Barack Obama defended the US role in bringing down Libyan strongman Muammar Gaddafi, rejecting assessments that the international coalition he helped assemble amounted to “leading from behind”.

Obama: Libya 'a recipe for success'

Barack Obama defended the US role in bringing down Libyan strongman Muammar Gaddafi, rejecting assessments that the international coalition he helped assemble amounted to “leading from behind”.

“We lead from the front,” he told television host Jay Leno early today.

Laying out an argument for his emerging foreign policy doctrine, President Obama distinguished the US steps in Libya from the invasion and nine-year war in Iraq. He argued that by building a broad international alliance of European and Arab nations against Gaddafi, the United States saved American lives and money and achieved its goal.

“Not a single US troop was on the ground,” he said. “Not a single US troop was killed or injured, and that, I think, is a recipe for success in the future.”

Nudged by Leno, Mr Obama reflected on the meaning of Gaddafi’s death, a gruesome and chaotic demise recorded on mobile phone video for the world to see. The president argued that Gaddafi had had an opportunity to let Libya move on a path towards democracy peacefully.

“He wouldn’t do it,” Mr Obama said. “And, obviously, you never like to see anybody come to the kind of end that he did, but I think it obviously sends a strong message around the world to dictators that people long to be free, and they need to respect the human rights and the universal aspirations of people.”

Still, Mr Obama noted that the Pentagon never released photographs of terror mastermind Osama bin Laden after he was killed by US Navy SEALs.

“That’s not something that I think we should relish,” the president said. “You know, I think that there’s a certain decorum with which you treat the dead even if it’s somebody who has done terrible things.”

Mr Obama’s appearance on the Leno show, taped extra early at NBC studios to satisfy his schedule, is his fourth on the show and his second as president.

The appearance came in the middle of a lucrative three-day fund-raising tour for the president even as he tries to bring attention to the plight of people suffering in a weak economy.

The interview covered a range of topics, from foreign policy to Mr Obama’s jobs bill to television watching.
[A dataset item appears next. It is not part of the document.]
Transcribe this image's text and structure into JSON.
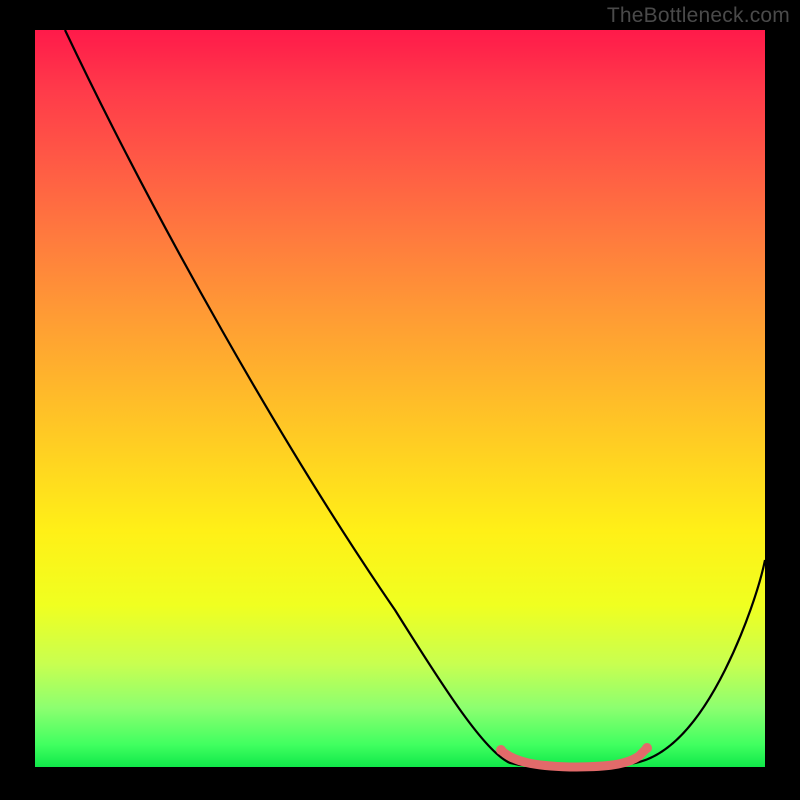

The first segment, free of jokes or chit-chat, focused on Libya, Iraq and al-Qaida.

Mr Obama announced last week that US troops would leave Iraq by the end of the year, effectively ending the war that began in 2003 under the administration of President George Bush and that Mr Obama ran against as a candidate in 2008.

Asked by Leno what the United States accomplished there, Mr Obama conceded that Saddam Hussein was gone and that Iraqis now had an opportunity to create their own democracy. He said he was “cautiously optimistic” that they would resolve their conflicts with discussion and debate, not violence.

“But I also think that policymakers and future presidents need to understand what it is that we are getting ourselves into when we make some of these decisions,” he said.

“And there might have been other ways for us to accomplish those same goals.”

Appearing comfortable and good humoured, Mr Obama bantered playfully out of earshot during a commercial break with Leno and one of Leno’s producers, Michele Tasoff.

He announced he had “definitively” quit smoking and confessed there were certain things that he would like to take in moderation: Republican presidential candidates, reality television, and healthy food during Halloween.